Sixty Years Ago: Food Movement of 1959

Suchetana Chattopadhyay 

 

In post-independence and post-partition Congress-ruled West Bengal, the echoes of famine continued to be heard. During the 1950s, the collusion between rice mill-owners, jotedars (Kulaks) and food hoarders created an artificial food crisis. These proprietor class segments controlled rice distribution; they also exercised a strangle-hold over the villages and formed the rural backbone of the Bengal Congress. The government refused to take any measure which went against their interests. As hunger assumed famine like proportions, the people organised themselves into a ‘Committee to Combat Famine’ under the leadership of the undivided Communist Party of India. Other left parties also endorsed this initiative. From the second half of the 1950s, between 1956 and 1958, food movements became an annual occurrence. The Food Movement of 1959, however, was a turning-point in the history of class struggle in West Bengal. Food insecurity by this time had reached frightening proportions in rural and urban areas and distress was acute among the marginal and landless peasantry, the workers and lower middle-classes.

On 31 August, a huge mass demonstration was organised in Kolkata where hundreds and thousands arrived from the villages under the leadership of the Kisan Sabha. Though primarily a mass protest by peasants, rural women with babies walked alongside high school students; office workers merged with the columns of manual workers. The whole of Kolkata’s colonial city centre turned into a sea of 300,000 people demanding an end to destitution and hunger. The heart of the rally was at the Shahid Minar, the foot of the monument and the adjoining open space of the ‘Maidan’ having historically served as the convergence point of anti-colonial and anti-establishment protests. That afternoon rain lashed at the demonstrators repeatedly. But their determination to force the Congress government to provide immediate relief or quit remained resolute. At the end of the meeting, a procession began and started making its way towards Writers’ Building. By then evening had descended. First, the demonstrators were cordoned off by the police. Then unexpectedly, without any warning, violent ‘action’ began. Contemporary observers have noted the way the police attacked directionless, panic-stricken people blinded by teargas.
 
80 people died in the carnage that day; they were mostly starving peasants who had survived the devastating and man-made Bengal Famine of 1943 and were no longer willing to die of hunger without any protest. The police used sticks to beat people to death. 1000 people went missing and 3000 were injured. A social war between the police and the public unfolded. Ordinary bystanders, petty shopkeepers, cinema-hall ushers and sex-workers offered solidarity and assistance to those fleeing the police from the main thoroughfares in bloodied conditions and spilling into the side streets and narrow alleys of north Kolkata. Ticket-checkers and janitors of Hind cinema gave asylum to wounded demonstrators; prostitutes bandaged the head injuries of protesters who had drifted into their localities in dazed conditions. The police arrested thousands.
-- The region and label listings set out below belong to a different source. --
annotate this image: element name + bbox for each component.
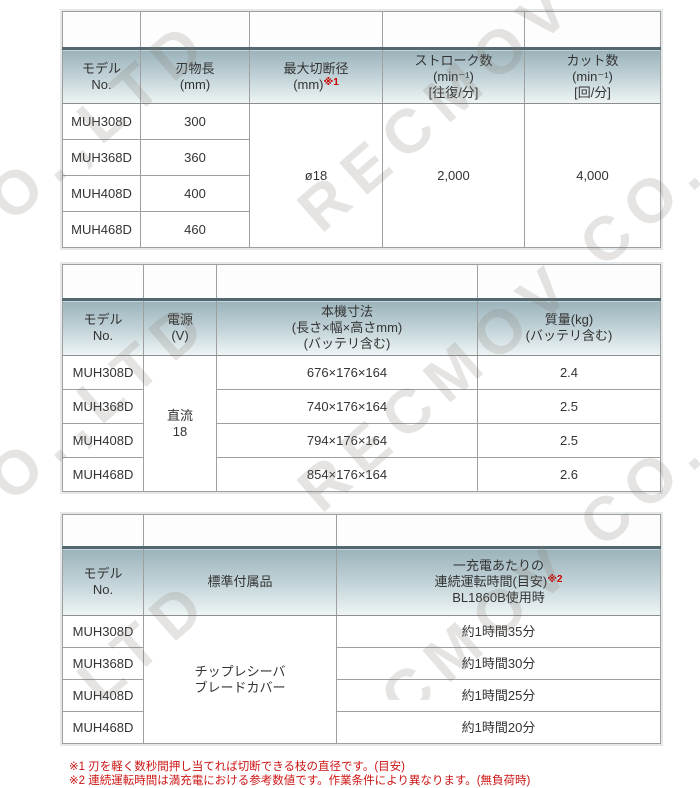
- blade-length-cell: 400: [140, 175, 250, 212]
- model-cell: MUH368D: [62, 647, 144, 680]
- col-header-max-cut-diameter: 最大切断径 (mm)※1: [249, 47, 383, 104]
- col-header-cuts: カット数 (min⁻¹) [回/分]: [524, 47, 661, 104]
- runtime-cell: 約1時間30分: [336, 647, 661, 680]
- table-row: MUH368D 約1時間30分: [62, 647, 661, 680]
- footnote-mark-2: ※2: [547, 574, 563, 585]
- model-cell: MUH468D: [62, 457, 144, 492]
- model-cell: MUH308D: [62, 615, 144, 648]
- model-cell: MUH468D: [62, 711, 144, 744]
- table-row: MUH308D 300 ø18 2,000 4,000: [62, 103, 661, 248]
- model-cell: MUH308D: [62, 355, 144, 390]
- table-dimensions: モデル No. 電源 (V) 本機寸法 (長さ×幅×高さmm) (バッテリ含む)…: [62, 264, 661, 492]
- table-top-cap: [62, 264, 661, 300]
- dimensions-cell: 676×176×164: [216, 355, 478, 390]
- footnotes: ※1 刃を軽く数秒間押し当てれば切断できる枝の直径です。(目安) ※2 連続運転…: [62, 760, 660, 788]
- table-row: MUH368D 740×176×164 2.5: [62, 389, 661, 424]
- dimensions-cell: 794×176×164: [216, 423, 478, 458]
- header-row: モデル No. 標準付属品 一充電あたりの 連続運転時間(目安)※2 BL186…: [62, 546, 661, 616]
- spec-sheet: モデル No. 刃物長 (mm) 最大切断径 (mm)※1 ストローク数 (mi…: [62, 11, 661, 788]
- strokes-cell: 2,000: [382, 103, 525, 248]
- power-cell: 直流 18: [143, 355, 217, 492]
- col-header-accessories: 標準付属品: [143, 546, 337, 616]
- table-top-cap: [62, 514, 661, 548]
- footnote-mark-1: ※1: [323, 76, 339, 88]
- col-header-dimensions: 本機寸法 (長さ×幅×高さmm) (バッテリ含む): [216, 298, 478, 356]
- table-row: MUH308D 直流 18 676×176×164 2.4: [62, 355, 661, 492]
- model-cell: MUH408D: [62, 679, 144, 712]
- cuts-cell: 4,000: [524, 103, 661, 248]
- weight-cell: 2.5: [477, 423, 661, 458]
- col-header-model: モデル No.: [62, 546, 144, 616]
- accessories-cell: チップレシーバ ブレードカバー: [143, 615, 337, 744]
- table-cutting-specs: モデル No. 刃物長 (mm) 最大切断径 (mm)※1 ストローク数 (mi…: [62, 11, 661, 248]
- col-header-weight: 質量(kg) (バッテリ含む): [477, 298, 661, 356]
- model-cell: MUH468D: [62, 211, 141, 248]
- table-row: MUH468D 460: [62, 211, 661, 248]
- weight-cell: 2.4: [477, 355, 661, 390]
- runtime-cell: 約1時間35分: [336, 615, 661, 648]
- table-row: MUH368D 360: [62, 139, 661, 176]
- col-header-model: モデル No.: [62, 47, 141, 104]
- max-cut-diameter-cell: ø18: [249, 103, 383, 248]
- model-cell: MUH368D: [62, 139, 141, 176]
- runtime-cell: 約1時間25分: [336, 679, 661, 712]
- table-accessories-runtime: モデル No. 標準付属品 一充電あたりの 連続運転時間(目安)※2 BL186…: [62, 514, 661, 744]
- runtime-cell: 約1時間20分: [336, 711, 661, 744]
- weight-cell: 2.6: [477, 457, 661, 492]
- table-row: MUH408D 794×176×164 2.5: [62, 423, 661, 458]
- dimensions-cell: 854×176×164: [216, 457, 478, 492]
- col-header-power: 電源 (V): [143, 298, 217, 356]
- dimensions-cell: 740×176×164: [216, 389, 478, 424]
- table-top-cap: [62, 11, 661, 49]
- col-header-model: モデル No.: [62, 298, 144, 356]
- header-row: モデル No. 電源 (V) 本機寸法 (長さ×幅×高さmm) (バッテリ含む)…: [62, 298, 661, 356]
- model-cell: MUH308D: [62, 103, 141, 140]
- model-cell: MUH368D: [62, 389, 144, 424]
- weight-cell: 2.5: [477, 389, 661, 424]
- col-header-blade-length: 刃物長 (mm): [140, 47, 250, 104]
- model-cell: MUH408D: [62, 175, 141, 212]
- table-row: MUH468D 854×176×164 2.6: [62, 457, 661, 492]
- blade-length-cell: 460: [140, 211, 250, 248]
- blade-length-cell: 360: [140, 139, 250, 176]
- col-header-runtime: 一充電あたりの 連続運転時間(目安)※2 BL1860B使用時: [336, 546, 661, 616]
- footnote-2: ※2 連続運転時間は満充電における参考数値です。作業条件により異なります。(無負…: [69, 775, 531, 787]
- table-row: MUH308D チップレシーバ ブレードカバー 約1時間35分: [62, 615, 661, 744]
- model-cell: MUH408D: [62, 423, 144, 458]
- col-header-strokes: ストローク数 (min⁻¹) [往復/分]: [382, 47, 525, 104]
- header-row: モデル No. 刃物長 (mm) 最大切断径 (mm)※1 ストローク数 (mi…: [62, 47, 661, 104]
- table-row: MUH408D 400: [62, 175, 661, 212]
- footnote-1: ※1 刃を軽く数秒間押し当てれば切断できる枝の直径です。(目安): [69, 761, 406, 773]
- blade-length-cell: 300: [140, 103, 250, 140]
According to one eye-witness who was 74 years old in 2009: ‘In the semi-darkness, I saw mothers, sisters, brothers lying motionless on the road.’ The police later cremated many of the anonymous victims. Bodies could be seen floating in the river Hooghly. The next day, on 1 September, the police fired on students who were protesting against the atrocities and a wave of repression followed. Entire zones of north Kolkata became anti-police bastions of resistance and the government deployed troops in several districts. The police used ambulances as Trojan Horses to enter urban neighbourhoods where barricades had been put up against them. Jyoti Basu compared the events of 31 August 1959 with the Jallianwala Bagh Massacre of 13 April 1919 in the Bengal Legislative Assembly and the combined opposition managed to corner the Congress-led state government. In 1966, a second Food Movement was launched by the left parties and its impact could be felt in the victory of the First United Front government of 1967. 1959 demonstrated that despite utmost and merciless ferocity, the social forces representing the interests of the proprietor classes in West Bengal, were in a process of retreat. While retreating they claimed the lives of 80 people on 31 August 1959. At a time of rising hunger, their memories surface and seek routes to new resistance.
 
Suchetana Chattopadhyay teaches history at Jadavpur University.